Kein Mittel zum Zweck soll sie sein. Und es dauert, bis sie entsteht. Das war schon in der Antike so. Doch nun verändert sie sich

Von Caroline Fetscher

WER IST JOE?

Wie bitte? Wer ist Joe? Was hat das mit dem Thema zu tun? Nun, Joe ist ein „friend“, ein Freund im Zeitalter des Internets. Und Joe hat Ehrgeiz, eine Million „friends“ möchte er gewinnen, das Ziel hat sich der 1969 im US-Bundesstaat New York geborene Ehemann und Vater gesetzt. Als studierter Computerexperte und Fußballtrainer gibt sich der kurz geschorene Mann auf seiner Website aus, um Glaubwürdigkeit zu signalisieren. Sein Umfeld erkläre ihn für verrückt, er aber möchte für eine Dissertation nachweisen, dass so ein Projekt funktioniert (www.squidoo.com/1millionFBfriends).

Vor nicht mal 20 Jahren, erinnert Joe seine Leser im Internet, gab es weder E-Mail noch Live-Chats, Video-Chats oder Skype-Telefonieren: „Noch vor 20 Jahren ging man auf eine Party, wenn man neue Leute kennenlernen wollte.“ Heute indes gibt es so sagenhafte soziale Netzwerke wie Youtube, MySpace, Facebook, Studi VZ, Twitter. Joes Projekt nutzt das Schneeballsystem von Kettenbriefen. Jeder Adressat schreibt drei weitere an, dann geht’s weiter auf Facebook.

Facebook ist das Synonym für eine Revolution des Kommunizierens. Wer sich auf der sozialen Internetplattform registriert, wird automatisch ein „friend“, die Profile der Freunde kann einsehen, wer zu einer Gruppe dazugehört. Facebook erweckt den Eindruck einer globalen „friends“-Inflation. Zählte die Plattform im August 2008 hundert Millionen registrierte Nutzer, waren es im September 2009 schon 300 Millionen, derzeit sollen es weltweit an die 600 Millionen sein. Dass die Cyberfriend-Blase einmal platzt, ist, trotz enormer Inflationsrate, kaum erwartbar. Denn jeder braucht „friends“. Der Bedarf steigt und steigt. Viele Facebook-User haben hunderte, manche tausende Freunde.

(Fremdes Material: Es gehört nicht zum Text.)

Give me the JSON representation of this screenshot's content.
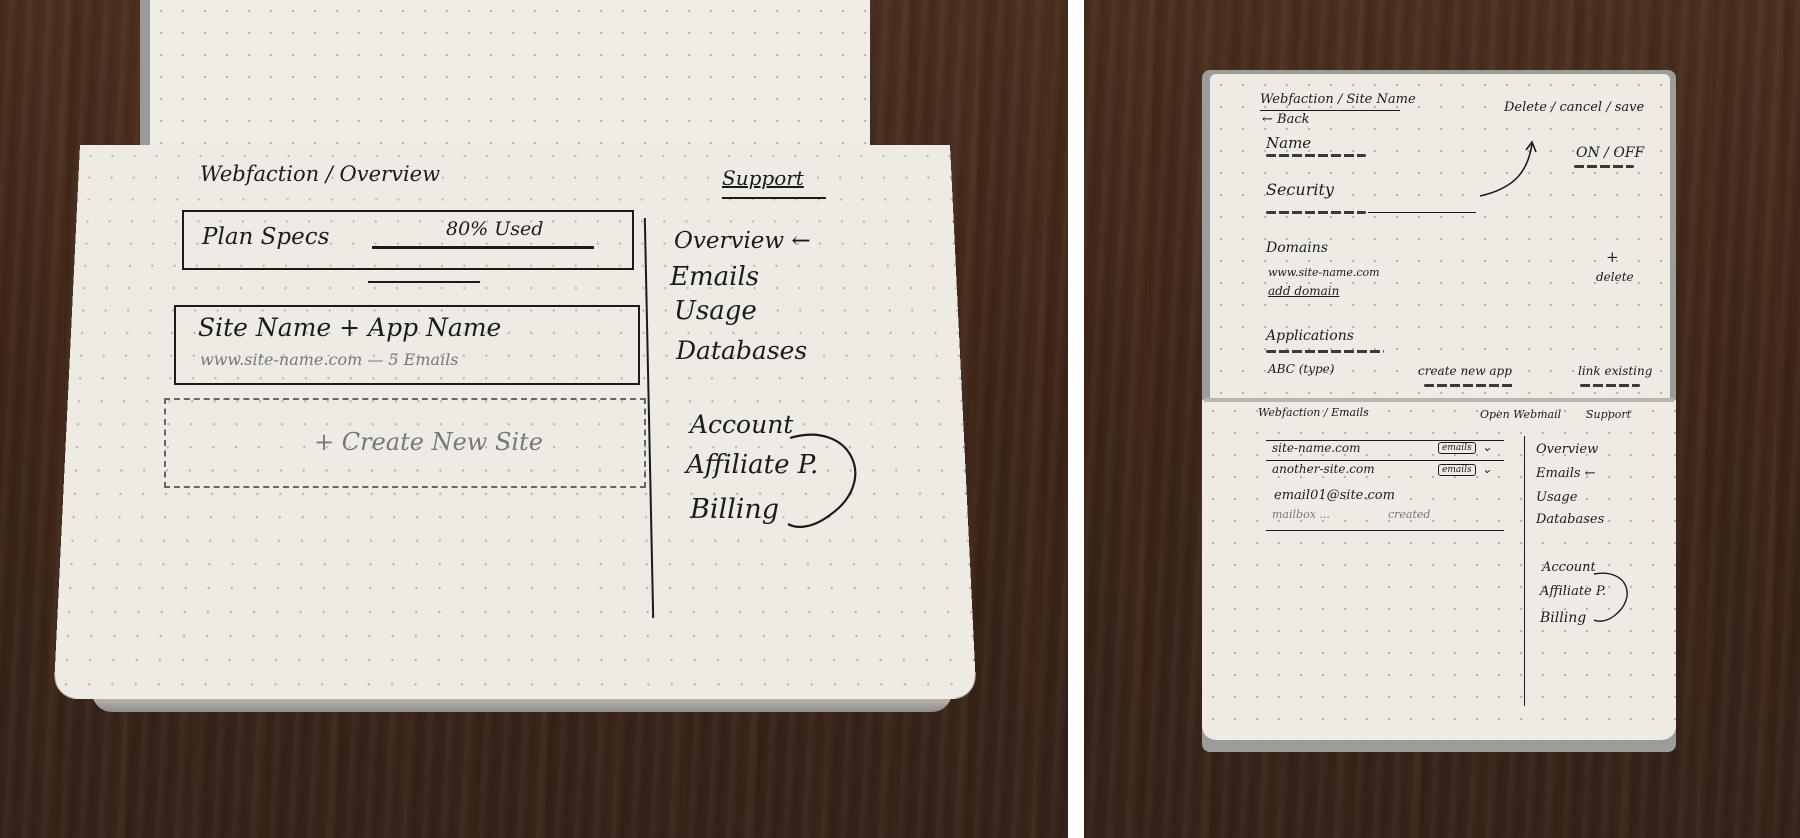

WANN FING FREUNDSCHAFT AN?

Wir wissen es nicht. Auch Historiker und Soziologen, die sich dem Thema zuwandten, könnten das kaum mit Sicherheit sagen. In der Antike finden sich die ersten schriftlichen Quellen zur Freundschaft, etwa in Platons Dialogen oder den Schriften seines Schülers Aristoteles. „Nur der Entschluss zur Freundschaft, nicht die Freundschaft, kommt schnell zustande“, schrieb dieser griechische Philosoph, der von einer Zukunft mit Facebook so wenig ahnen konnte wie wohl die meisten Facebook-User von der antiken Vergangenheit. In seiner „Nikomachischen Ethik“, verfasst 322 vor Christus, befand Aristoteles: „Vollkommen aber ist die Freundschaft guter und an Tugend einander ähnlicher Menschen.“ Ein Freund ist kein Mittel zum Zweck, aus einem Freund zieht man keinen Nutzen, einem Freund vertraut man. „Die aber dem Freunde um seiner selbst willen Gutes wünschen, sind Freunde im vollkommenen Sinne.“ Solche Freundschaft habe Bestand. Einschränkend merkte Aristoteles an: „Naturgemäß sind aber derartige Freundschaften selten, da es Männer der bezeichneten Art nur wenige gibt.“ Wichtig war ihm der Hinweis, es bedürfe „zur Bildung solcher Herzensbünde“ der Zeit. Aristoteles zitierte dazu das griechische Sprichwort, wonach man einander nicht kennenlernen könne, „ehe man zuvor nicht ein Scheffel Salz miteinander gegessen hat“. Es dauert, bis so ein Scheffel bei Mahlzeiten aufgebraucht ist.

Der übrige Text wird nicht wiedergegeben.